Last Thursday, American and Pakistani forces exchanged fire after at the Pak-Afghan border after Pakistani forces claimed that two American helicopters violated Pakistani airspace near Khost. The American military has acknowledged the exchange of gunfire by the allies, but denied the American helicopters had entered Pakistani airspace.
Meanwhile, the same day, Pakistan’s new Prime Minister, Asif Ali Zardari, warned the Americans in a speech he delivered at the United Nations, “Just as we will not let Pakistani’s territory to be used by terrorists for attacks against our people and our neighbours, we cannot allow our territory and our sovereignty to be violated by our friends.”
The warning is only the latest in a steady escalation of tension between the two allies. On September 16th, a day after Pakistani forces first fired “warning shorts” at American helicopters, Admiral Michael Mullen, Chairman of the Joint Chiefs of Staff, made a surprise visit to Pakistan to meet with senior Pakistani officials to defuse the situation. The visit came on the heels of General Athar Abbas’, a Pakistani army spokesman, announcement that his forces’ “warning shots” were effected under new orders to the Pakistani army to open fire against American forces should the latter violate Pakistani territory or airspace. That warning, in turn, was in response to the first publicly acknowledged cross-border ground incursion by U.S. commandos in a September 3rd raid against suspected militant targets in a Pakistani village.
American attacks inside Pakistan have been occurring for years by mainly unmanned Predator drones, with the tacit approval of the Pakistani government. However, after public denials on both sides, videos of the wreckage and scraps of American missiles began to filter out of the region into mainstream media, compelling both the Bush Administration and the then Musharraf Pakistani government to admit to the cross-border strikes. The public disclosure of American attacks on Pakistani villages incensed the patriotic and nationalist Pakistani public and is considered an important factor in the revolt that eventually toppled Musharraf.
The Predator drone attacks continue, on an almost weekly basis, drawing sharp criticism from the Pakistani population and threatening the stability of the Zardari regime. Almost all Pakistanis are against the American attacks inside their territory, while a majority of Pakistanis express negative views towards the U.S. The net result is that the Pakistani based insurgency has grown in both strength and popularity (albeit somewhat diminished by the Marriot Hotel bombing recently).
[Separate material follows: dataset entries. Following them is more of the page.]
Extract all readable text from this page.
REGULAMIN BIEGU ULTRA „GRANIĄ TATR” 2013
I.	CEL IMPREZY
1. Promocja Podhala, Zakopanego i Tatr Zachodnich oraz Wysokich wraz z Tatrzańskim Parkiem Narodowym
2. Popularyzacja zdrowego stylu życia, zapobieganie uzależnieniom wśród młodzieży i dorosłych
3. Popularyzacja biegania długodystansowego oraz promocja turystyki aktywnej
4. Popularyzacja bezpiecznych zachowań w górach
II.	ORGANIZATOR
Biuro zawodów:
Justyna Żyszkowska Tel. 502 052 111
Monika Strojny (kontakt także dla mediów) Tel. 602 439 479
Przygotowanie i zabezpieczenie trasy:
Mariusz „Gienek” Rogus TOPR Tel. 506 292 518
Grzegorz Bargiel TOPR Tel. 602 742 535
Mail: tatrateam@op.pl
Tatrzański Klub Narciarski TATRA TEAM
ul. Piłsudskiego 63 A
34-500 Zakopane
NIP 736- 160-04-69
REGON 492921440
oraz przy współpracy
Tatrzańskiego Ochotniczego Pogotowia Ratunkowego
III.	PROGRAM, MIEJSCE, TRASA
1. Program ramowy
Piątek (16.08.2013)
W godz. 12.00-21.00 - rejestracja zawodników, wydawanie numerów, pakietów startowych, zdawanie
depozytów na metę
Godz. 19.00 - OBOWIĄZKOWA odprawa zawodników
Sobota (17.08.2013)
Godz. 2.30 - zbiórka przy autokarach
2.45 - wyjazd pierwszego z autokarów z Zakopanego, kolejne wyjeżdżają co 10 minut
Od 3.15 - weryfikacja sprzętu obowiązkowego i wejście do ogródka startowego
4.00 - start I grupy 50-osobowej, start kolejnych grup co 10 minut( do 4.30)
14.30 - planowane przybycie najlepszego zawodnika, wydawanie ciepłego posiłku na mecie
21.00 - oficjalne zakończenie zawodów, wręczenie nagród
The Bush Administration appears determined to continue to escalate its attacks against targets in Pakistan during the last months of its lame-duck presidency. The Pakistani government appears determined to defend its territorial and airspace integrity against American violation. The militants based in the Pak-Afghan border area appear determined to continue their war against both the American occupying forces in Afghanistan and, now, the Pakistani regime in Islamabad.
All this while the Pakistani army and tribal militants celebrate the retreat of American forces together.